SCC confirms Vavilov's call for enhanced review of administrative tribunal decisions

Top court considers judicial review for decision with statute-limited appeal rights

SCC confirms Vavilov's call for enhanced review of administrative tribunal decisions

In a decision covering the proper approach to judicial review for administrative tribunals where governing legislation limits the right of appeal to questions of law only, the SCC unanimously found that it was an error for the lower courts to find judicial review should only be exercised in “exceptional or rare cases.”

In legislating a right of appeal on questions of law, a unanimous SCC said in Yatar v. TD Insurance Meloche Monnex, 2024 SCC 8 that the legislature intended to subject appeals of those questions to a correctness review, not to restrict the review of other kinds of questions arising from the tribunal.

This case was about “whether or not the Supreme Court meant what it said in Vavilov,” says Sean Dewart, who represented the appellant. In Canada (Minister of Citizenship and Immigration) v Vavilov, the SCC noted that there was a “two-tiered” justice system in Canada and called for an enhanced review of administrative tribunal decisions.

Dewart says since administrative tribunals deal with a wide variety of issues, including employment rights, housing, police misconduct, and benefits for injured people, more Canadians participate in an administrative tribunal than the courts.

“If someone's going to tell you whether or not you're getting thrown out of your apartment or you're getting benefits as an injured person, it's not really too demanding to say that the decision has to be reasonable,” he says. “And the Supreme Court was instructing lower-level courts, in very clear terms, to apply that standard and not to duck.”

The case originated in Ontario, where the appellant, Ummugulsum Yatar, was injured in a motor vehicle accident in 2010. TD initially paid her various accident benefits but stopped after a few months.

Yatar challenged TD’s denial at the License Appeal Tribunal (LAT), but her application was dismissed for filing late. The LAT also dismissed her request for reconsideration. She appealed the LAT’s decision and brought an application for judicial review to the Divisional Court but was unsuccessful on both.

Under the License Appeal Tribunal Act, Yatar had a right to appeal the LAT’s decision, but her appeal was limited to alleged errors of law. Her judicial review involved questions of fact or mixed fact and law. The Divisional Court dismissed her appeal, finding she could not demonstrate an error of law on the part of the LAT adjudicator. The court also dismissed her judicial review application because it found no exceptional circumstances justified judicial review.

The Court of Appeal dismissed Yatar’s appeal, finding that she had an alternative remedy. Since the legislation provided a scheme for resolving disputes, the court said judicial review could be exercised only in rare cases.
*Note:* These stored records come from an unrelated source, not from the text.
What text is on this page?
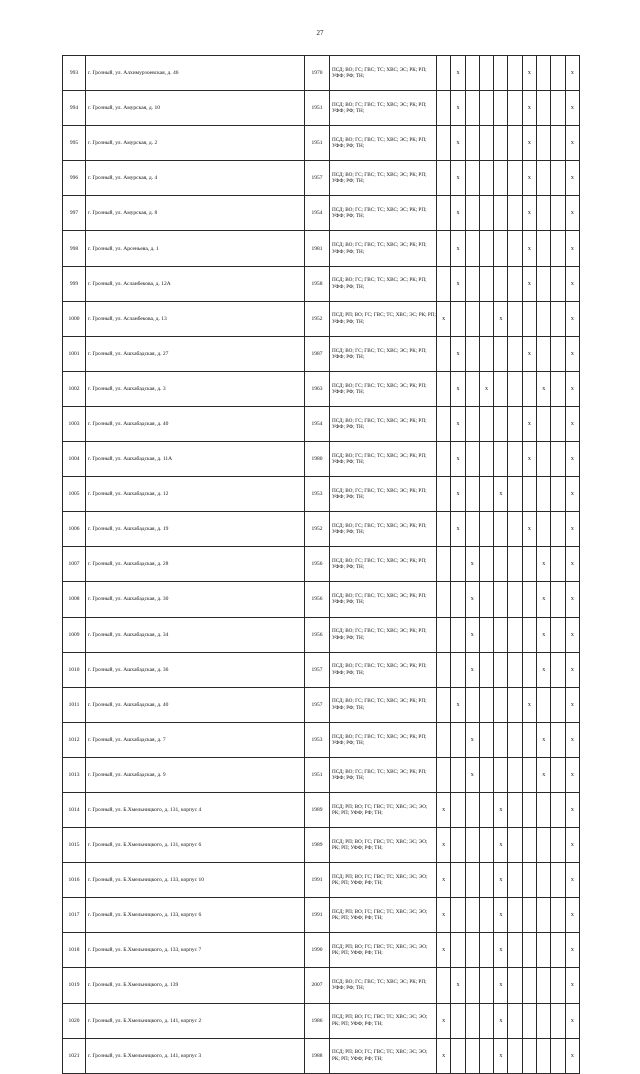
27
993	г. Грозный, ул. Алхимурзоевская, д. 46	1970	ПСД; ВО; ГС; ГВС; ТС; ХВС; ЭС; РК; РП; УФФ; РФ; ТН;		x					x			x
994	г. Грозный, ул. Амурская, д. 10	1951	ПСД; ВО; ГС; ГВС; ТС; ХВС; ЭС; РК; РП; УФФ; РФ; ТН;		x					x			x
995	г. Грозный, ул. Амурская, д. 2	1951	ПСД; ВО; ГС; ГВС; ТС; ХВС; ЭС; РК; РП; УФФ; РФ; ТН;		x					x			x
996	г. Грозный, ул. Амурская, д. 4	1957	ПСД; ВО; ГС; ГВС; ТС; ХВС; ЭС; РК; РП; УФФ; РФ; ТН;		x					x			x
997	г. Грозный, ул. Амурская, д. 8	1954	ПСД; ВО; ГС; ГВС; ТС; ХВС; ЭС; РК; РП; УФФ; РФ; ТН;		x					x			x
998	г. Грозный, ул. Арсеньева, д. 1	1981	ПСД; ВО; ГС; ГВС; ТС; ХВС; ЭС; РК; РП; УФФ; РФ; ТН;		x					x			x
999	г. Грозный, ул. Асланбекова, д. 12А	1958	ПСД; ВО; ГС; ГВС; ТС; ХВС; ЭС; РК; РП; УФФ; РФ; ТН;		x					x			x
1000	г. Грозный, ул. Асланбекова, д. 13	1952	ПСД; РП; ВО; ГС; ГВС; ТС; ХВС; ЭС; РК; РП; УФФ; РФ; ТН;	x				x					x
1001	г. Грозный, ул. Ашхабадская, д. 27	1987	ПСД; ВО; ГС; ГВС; ТС; ХВС; ЭС; РК; РП; УФФ; РФ; ТН;		x					x			x
1002	г. Грозный, ул. Ашхабадская, д. 3	1963	ПСД; ВО; ГС; ГВС; ТС; ХВС; ЭС; РК; РП; УФФ; РФ; ТН;		x		x				x		x
1003	г. Грозный, ул. Ашхабадская, д. 40	1954	ПСД; ВО; ГС; ГВС; ТС; ХВС; ЭС; РК; РП; УФФ; РФ; ТН;		x					x			x
1004	г. Грозный, ул. Ашхабадская, д. 11А	1980	ПСД; ВО; ГС; ГВС; ТС; ХВС; ЭС; РК; РП; УФФ; РФ; ТН;		x					x			x
1005	г. Грозный, ул. Ашхабадская, д. 12	1953	ПСД; ВО; ГС; ГВС; ТС; ХВС; ЭС; РК; РП; УФФ; РФ; ТН;		x			x					x
1006	г. Грозный, ул. Ашхабадская, д. 19	1952	ПСД; ВО; ГС; ГВС; ТС; ХВС; ЭС; РК; РП; УФФ; РФ; ТН;		x					x			x
1007	г. Грозный, ул. Ашхабадская, д. 28	1956	ПСД; ВО; ГС; ГВС; ТС; ХВС; ЭС; РК; РП; УФФ; РФ; ТН;			x					x		x
1008	г. Грозный, ул. Ашхабадская, д. 30	1956	ПСД; ВО; ГС; ГВС; ТС; ХВС; ЭС; РК; РП; УФФ; РФ; ТН;			x					x		x
1009	г. Грозный, ул. Ашхабадская, д. 34	1956	ПСД; ВО; ГС; ГВС; ТС; ХВС; ЭС; РК; РП; УФФ; РФ; ТН;			x					x		x
1010	г. Грозный, ул. Ашхабадская, д. 36	1957	ПСД; ВО; ГС; ГВС; ТС; ХВС; ЭС; РК; РП; УФФ; РФ; ТН;			x					x		x
1011	г. Грозный, ул. Ашхабадская, д. 40	1957	ПСД; ВО; ГС; ГВС; ТС; ХВС; ЭС; РК; РП; УФФ; РФ; ТН;		x					x			x
1012	г. Грозный, ул. Ашхабадская, д. 7	1953	ПСД; ВО; ГС; ГВС; ТС; ХВС; ЭС; РК; РП; УФФ; РФ; ТН;			x					x		x
1013	г. Грозный, ул. Ашхабадская, д. 9	1951	ПСД; ВО; ГС; ГВС; ТС; ХВС; ЭС; РК; РП; УФФ; РФ; ТН;			x					x		x
1014	г. Грозный, ул. Б.Хмельницкого, д. 131, корпус 4	1989	ПСД; РП; ВО; ГС; ГВС; ТС; ХВС; ЭС; ЭО; РК; РП; УФФ; РФ; ТН;	x				x					x
1015	г. Грозный, ул. Б.Хмельницкого, д. 131, корпус 6	1989	ПСД; РП; ВО; ГС; ГВС; ТС; ХВС; ЭС; ЭО; РК; РП; УФФ; РФ; ТН;	x				x					x
1016	г. Грозный, ул. Б.Хмельницкого, д. 133, корпус 10	1991	ПСД; РП; ВО; ГС; ГВС; ТС; ХВС; ЭС; ЭО; РК; РП; УФФ; РФ; ТН;	x				x					x
1017	г. Грозный, ул. Б.Хмельницкого, д. 133, корпус 6	1991	ПСД; РП; ВО; ГС; ГВС; ТС; ХВС; ЭС; ЭО; РК; РП; УФФ; РФ; ТН;	x				x					x
1018	г. Грозный, ул. Б.Хмельницкого, д. 133, корпус 7	1990	ПСД; РП; ВО; ГС; ГВС; ТС; ХВС; ЭС; ЭО; РК; РП; УФФ; РФ; ТН;	x				x					x
1019	г. Грозный, ул. Б.Хмельницкого, д. 139	2007	ПСД; ВО; ГС; ГВС; ТС; ХВС; ЭС; РК; РП; УФФ; РФ; ТН;		x			x					x
1020	г. Грозный, ул. Б.Хмельницкого, д. 141, корпус 2	1986	ПСД; РП; ВО; ГС; ГВС; ТС; ХВС; ЭС; ЭО; РК; РП; УФФ; РФ; ТН;	x				x					x
1021	г. Грозный, ул. Б.Хмельницкого, д. 141, корпус 3	1988	ПСД; РП; ВО; ГС; ГВС; ТС; ХВС; ЭС; ЭО; РК; РП; УФФ; РФ; ТН;	x				x					x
Even if the appeal court had considered the judicial review application, it would have denied it because it found that the LAT adjudicator’s decision was reasonable.

Writing the reasons for the SCC, Justice Malcolm Rowe said that his court held in Vavilov that a right of appeal does not prohibit a person from seeking judicial review on questions the appeal does not concern. Judges can decide whether to exercise discretion to grant relief on a judicial review. Still, that discretion does not extend to declining to consider the application in the first place.

The framework through which a judge decides whether to undertake a judicial review comes from the 2015 SCC decision in Strickland v. Canada (Attorney General). The judge determines whether judicial review is appropriate, examines the case to identify whether a discretionary basis for refusing the remedy is present, and the judge can refuse to grant the remedy even if they find the decision under review is unreasonable, said Rowe.

In Yatar, he said the Divisional Court should have undertaken a judicial review for the issues not dealt with under the statutory right of appeal. Yatar raised alleged errors of fact or mixed fact and law for which the statutory right to appeal and the adjudicator’s reconsideration decision were not adequate alternative remedies. Rowe also found the adjudicator’s reconsideration decision unreasonable.